CLINTON — A special-use permit for a proposed DeWitt County gun club could come before the DeWitt County Board next week, in what could be a showdown between club members and neighbors opposed to the plan.

The LeRoy Rifle and Pistol Club officials announced Monday night at the DeWitt County Zoning Board of Appeals meeting that they have purchased additional land near the property, which will alleviate previous concerns about access.

“The club members will now have access from the road, and the issue of access has been muted by that purchase,” said Amy Rupiper, an attorney for the club.

The club purchased 40 acres northwest of Wapella in 2016 and announced plans to convert the property into a gun range and meeting place. The club is currently near LeRoy, but a lease on the property is due to expire soon.

Club members presented their plans to the county board in August 2016, but the board delayed a decision because of access concerns. The property was landlocked, and county officials said the club would need an easement through an adjoining property before approval. The special-use permit was sent back to the Zoning Board of Appeals with instructions to address that issue.

The club sued Funderberg for access, and DeWitt County Judge Gary Webber ruled the club is entitled to an easement, but only for personal or agricultural use, and not for business use. The two sides differ on the interpretation of the ruling. The gun club appealed, saying the judge was wrong in applying restrictions on the easement. That appeal is pending.

The zoning board of appeals previously recommended approval to the county board for the gun range, but on Monday, voted against approval since the original concern — the easement through Funderberg’s property — was still being litigated.

“The county board instructed us to resolve the access issue,” board member Dave Waters said. “The fact that this is still under litigation tells me that the issue is not resolved.”

Rupiper argued that because of the purchase of the new property, the issue of the easement on Funderberg’s property was no longer a concern.

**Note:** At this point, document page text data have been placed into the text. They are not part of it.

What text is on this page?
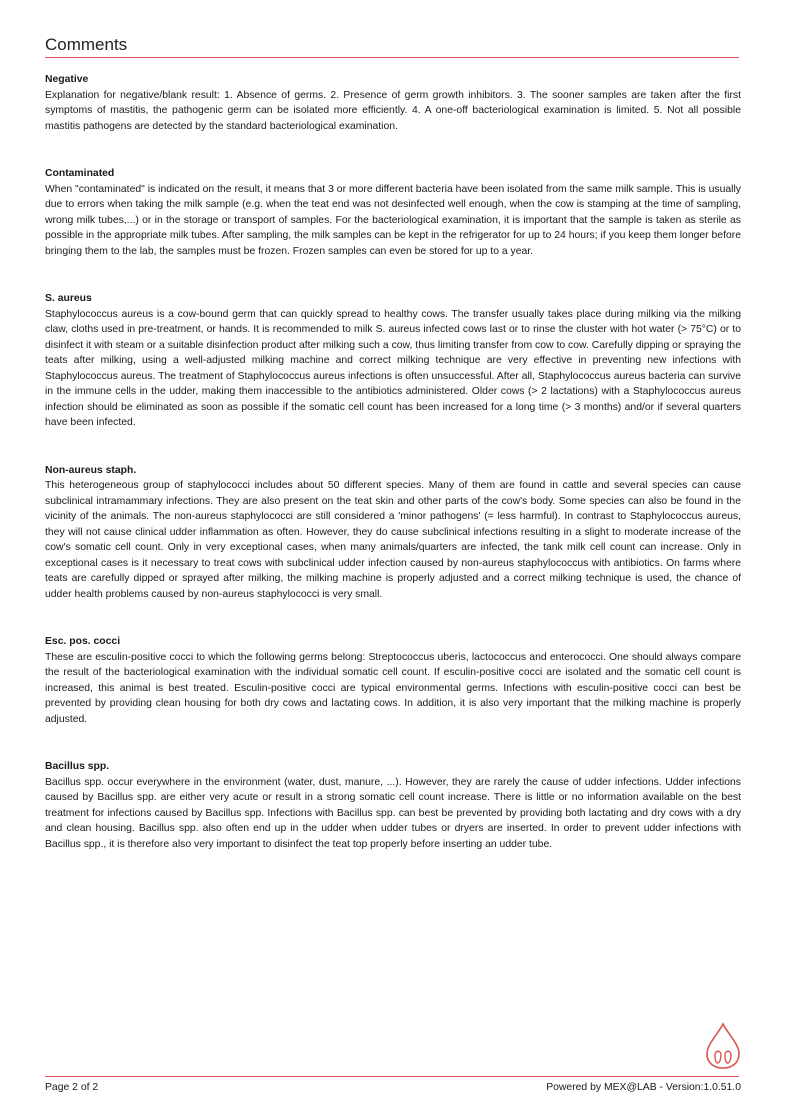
Comments

Negative

Explanation for negative/blank result: 1. Absence of germs. 2. Presence of germ growth inhibitors. 3. The sooner samples are taken after the first symptoms of mastitis, the pathogenic germ can be isolated more efficiently. 4. A one-off bacteriological examination is limited. 5. Not all possible mastitis pathogens are detected by the standard bacteriological examination.

Contaminated

When "contaminated" is indicated on the result, it means that 3 or more different bacteria have been isolated from the same milk sample. This is usually due to errors when taking the milk sample (e.g. when the teat end was not desinfected well enough, when the cow is stamping at the time of sampling, wrong milk tubes,...) or in the storage or transport of samples. For the bacteriological examination, it is important that the sample is taken as sterile as possible in the appropriate milk tubes. After sampling, the milk samples can be kept in the refrigerator for up to 24 hours; if you keep them longer before bringing them to the lab, the samples must be frozen. Frozen samples can even be stored for up to a year.

S. aureus

Staphylococcus aureus is a cow-bound germ that can quickly spread to healthy cows. The transfer usually takes place during milking via the milking claw, cloths used in pre-treatment, or hands. It is recommended to milk S. aureus infected cows last or to rinse the cluster with hot water (> 75°C) or to disinfect it with steam or a suitable disinfection product after milking such a cow, thus limiting transfer from cow to cow. Carefully dipping or spraying the teats after milking, using a well-adjusted milking machine and correct milking technique are very effective in preventing new infections with Staphylococcus aureus. The treatment of Staphylococcus aureus infections is often unsuccessful. After all, Staphylococcus aureus bacteria can survive in the immune cells in the udder, making them inaccessible to the antibiotics administered. Older cows (> 2 lactations) with a Staphylococcus aureus infection should be eliminated as soon as possible if the somatic cell count has been increased for a long time (> 3 months) and/or if several quarters have been infected.

Non-aureus staph.

This heterogeneous group of staphylococci includes about 50 different species. Many of them are found in cattle and several species can cause subclinical intramammary infections. They are also present on the teat skin and other parts of the cow's body. Some species can also be found in the vicinity of the animals. The non-aureus staphylococci are still considered a 'minor pathogens' (= less harmful). In contrast to Staphylococcus aureus, they will not cause clinical udder inflammation as often. However, they do cause subclinical infections resulting in a slight to moderate increase of the cow's somatic cell count. Only in very exceptional cases, when many animals/quarters are infected, the tank milk cell count can increase. Only in exceptional cases is it necessary to treat cows with subclinical udder infection caused by non-aureus staphylococcus with antibiotics. On farms where teats are carefully dipped or sprayed after milking, the milking machine is properly adjusted and a correct milking technique is used, the chance of udder health problems caused by non-aureus staphylococci is very small.

Esc. pos. cocci

These are esculin-positive cocci to which the following germs belong: Streptococcus uberis, lactococcus and enterococci. One should always compare the result of the bacteriological examination with the individual somatic cell count. If esculin-positive cocci are isolated and the somatic cell count is increased, this animal is best treated. Esculin-positive cocci are typical environmental germs. Infections with esculin-positive cocci can best be prevented by providing clean housing for both dry cows and lactating cows. In addition, it is also very important that the milking machine is properly adjusted.

Bacillus spp.

Bacillus spp. occur everywhere in the environment (water, dust, manure, ...). However, they are rarely the cause of udder infections. Udder infections caused by Bacillus spp. are either very acute or result in a strong somatic cell count increase. There is little or no information available on the best treatment for infections caused by Bacillus spp. Infections with Bacillus spp. can best be prevented by providing both lactating and dry cows with a dry and clean housing. Bacillus spp. also often end up in the udder when udder tubes or dryers are inserted. In order to prevent udder infections with Bacillus spp., it is therefore also very important to disinfect the teat top properly before inserting an udder tube.

Page 2 of 2	Powered by MEX@LAB - Version:1.0.51.0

Zoning board of appeals Chairman Andy Hedrick said that the purchase of the new property is not a matter for his board, and the only thing the board could vote on was a recommendation if the easement on Funderberg’s property was resolved. The board voted 4-1 against recommendation, but the matter will still go to the county board for a final decision.

Funderberg’s attorney, Joe Taylor, said his client will continue to fight the proposed club.

“These 40 acres should never have been purchased for this,” he said. “Anyone with any common sense would have taken an option on this and checked these things out. There are four $250,000 homes within 200 or 300 yards of this property. The zoning law said you can’t have a gun club within a mile of a home. What they are not telling you is that they don’t qualify.”

About 25 people attended the zoning board of appeals meeting, including several members of the club. The county board is scheduled to meet Oct. 16.